でも、こんなにも人と人とがぶつかり合って
認め合えたら、いい関係を築けるだろうなとも思った。
普通よりも、好きを大切にする。
そりゃそーでしょ!と、思いながらも
人目や建前を気にして、なかなか実行できない世の中だから
晴彦の真剣さや、素直さがかっこいい。
好きだって気持ちを大事にしたい。
正しくなくても、合ってなくても、好きを手放したくない。
うそにしたくない。
苦しみも悔しさも、嫌いになりそうな気持ちもぜんぶひっくるめて
好きなのを大事にしたい。
それを好きだって思う、自分の気持ちを大事にして、生きていきたいんだ。
Posted by ブクログ
よかった。
片親同士が再婚して姉弟となった、ちぐさと晴彦。その2人が少しずつ家族になっていくお話。
自分のまっすぐ気持ちを伝えるとか、気まずくても自分の非を認めて謝るとか、恥ずかしかったり億劫だったり怖くて勇気が要ったりするけれど大事なことを改めて教えられた。

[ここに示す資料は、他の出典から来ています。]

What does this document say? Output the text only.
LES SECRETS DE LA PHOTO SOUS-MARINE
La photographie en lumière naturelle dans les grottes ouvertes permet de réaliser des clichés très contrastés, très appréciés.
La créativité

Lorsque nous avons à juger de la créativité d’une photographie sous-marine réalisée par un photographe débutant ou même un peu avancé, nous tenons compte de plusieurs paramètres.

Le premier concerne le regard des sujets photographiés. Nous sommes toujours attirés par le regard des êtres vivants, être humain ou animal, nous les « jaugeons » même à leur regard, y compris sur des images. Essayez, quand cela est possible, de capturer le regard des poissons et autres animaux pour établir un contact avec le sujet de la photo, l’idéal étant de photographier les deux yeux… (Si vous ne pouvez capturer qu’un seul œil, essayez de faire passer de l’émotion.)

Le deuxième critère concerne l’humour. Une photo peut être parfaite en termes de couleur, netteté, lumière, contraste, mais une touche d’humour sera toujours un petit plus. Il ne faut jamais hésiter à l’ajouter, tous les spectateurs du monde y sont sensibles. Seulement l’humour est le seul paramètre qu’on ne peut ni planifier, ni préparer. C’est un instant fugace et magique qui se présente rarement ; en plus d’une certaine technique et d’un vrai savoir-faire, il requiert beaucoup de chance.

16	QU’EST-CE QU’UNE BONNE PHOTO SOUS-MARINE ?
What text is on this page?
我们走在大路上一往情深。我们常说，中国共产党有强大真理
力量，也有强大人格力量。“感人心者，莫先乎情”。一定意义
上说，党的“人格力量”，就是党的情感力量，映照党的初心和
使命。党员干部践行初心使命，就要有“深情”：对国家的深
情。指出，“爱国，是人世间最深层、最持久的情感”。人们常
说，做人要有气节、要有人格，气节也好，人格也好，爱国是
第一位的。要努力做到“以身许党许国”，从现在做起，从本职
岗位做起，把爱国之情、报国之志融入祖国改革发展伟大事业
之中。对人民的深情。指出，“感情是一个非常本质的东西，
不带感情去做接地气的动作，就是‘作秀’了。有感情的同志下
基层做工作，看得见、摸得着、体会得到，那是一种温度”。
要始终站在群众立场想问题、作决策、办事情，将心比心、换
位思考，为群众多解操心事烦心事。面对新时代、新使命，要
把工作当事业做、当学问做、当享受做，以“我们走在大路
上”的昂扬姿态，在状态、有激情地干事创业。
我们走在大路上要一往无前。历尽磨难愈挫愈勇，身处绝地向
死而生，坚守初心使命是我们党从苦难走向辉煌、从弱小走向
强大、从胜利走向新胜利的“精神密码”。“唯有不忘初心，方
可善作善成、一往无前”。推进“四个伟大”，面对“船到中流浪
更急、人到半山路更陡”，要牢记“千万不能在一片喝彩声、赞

互いにいろんなものを抱えながらぶつかりあってわかりあっていく姉弟の姿がよかった。
☆4.0
Posted by ブクログ
疾走感を漂わせるとても軽快な作品でした。
急に家族が増えた高校生のちぐさは、新たに
増えた弟の晴彦がある日ブラジャーを着けているところに遭遇した。
「理解」が、なかなか難しい世の中で、どう向き合うのか、新たな家族に向き合い方を知らされる
作品です。
青春感がページを捲るたびにより濃厚に感じられました。